# Make ico in Photoshop (Plugin)



## iMav (Dec 27, 2007)

*www.blogsmithmedia.com/www.downloadsquad.com/media/2007/12/icon-plugin.jpg​
out of the box, Adobe Photoshop has no option to save files as .ICO or icon files. One option is to make a bitmap (.bmp) image first and then rename it to .ico . However that creates a problem with icon backgrounds occasionally. Then there are the more expensive additives or plugins. But now you can make, edit and save icon files with Photoshop without spending a single dime using the Icon Plugin by Sibcode.

The Icon Plugin is a small (~ 700 k) Photoshop extension. it lets you export or save image files as icon or .ICO files, fully compatible with Windows XP. This plugin supports a wide range of features including multi-format icons, transparency and semi-transparency. The icons created can also be made Windows Vista compatible from the icon creation dialogue by enabling .png compression. It also supports non-standard icons of different sizes, colors and resolutions, including monochrome, 16 colors, 256 colors, 24-bit True Color, and 32-bit True Color with semi-transparency. The users also have the handy option to add/remove sub-icons from the root icon file.

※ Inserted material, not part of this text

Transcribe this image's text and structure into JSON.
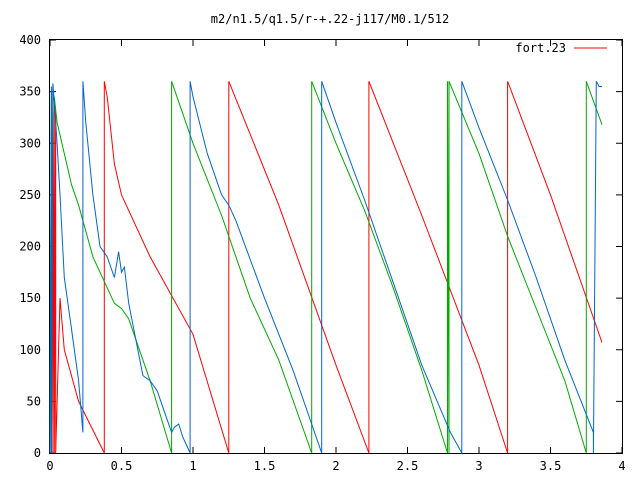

*Icon Plugin *is compatible with a slew of front running image/graphics editors like Elements, AfterEffects, Premiere, PhotoDeluxe, Corel PhotoPaint, PaintShop Pro, Painter, and Photo. As for OS compatibility, for the time being, this plugin goes fine with Windows, no MAC/Linux support (sorry apple/unix boys and girls). The plugin is a freeware and comes compressed in a zip file. The installation instructions are available in a tidy "read me" file inside the package. Go on, start belching out cute icons with Photoshop today.

*Download Plugin*

Source: Download Squad


----------



## Pathik (Dec 27, 2007)

Well i used to use Paint/Irfanview to make ICOs.


----------



## vaibhavtek (Dec 27, 2007)

nice 1


----------



## Cool G5 (Dec 27, 2007)

Good.


----------



## Gigacore (Dec 27, 2007)

thanks for sharing it manan bro!


----------



## blueshift (Dec 27, 2007)

Thanks.
I used to make images in Photoshop then open it up in Microangelo and then export it to ICO.
This plugin will come in handy.


----------



## topgear (Dec 28, 2007)

Very useful
Thanks for sharing


----------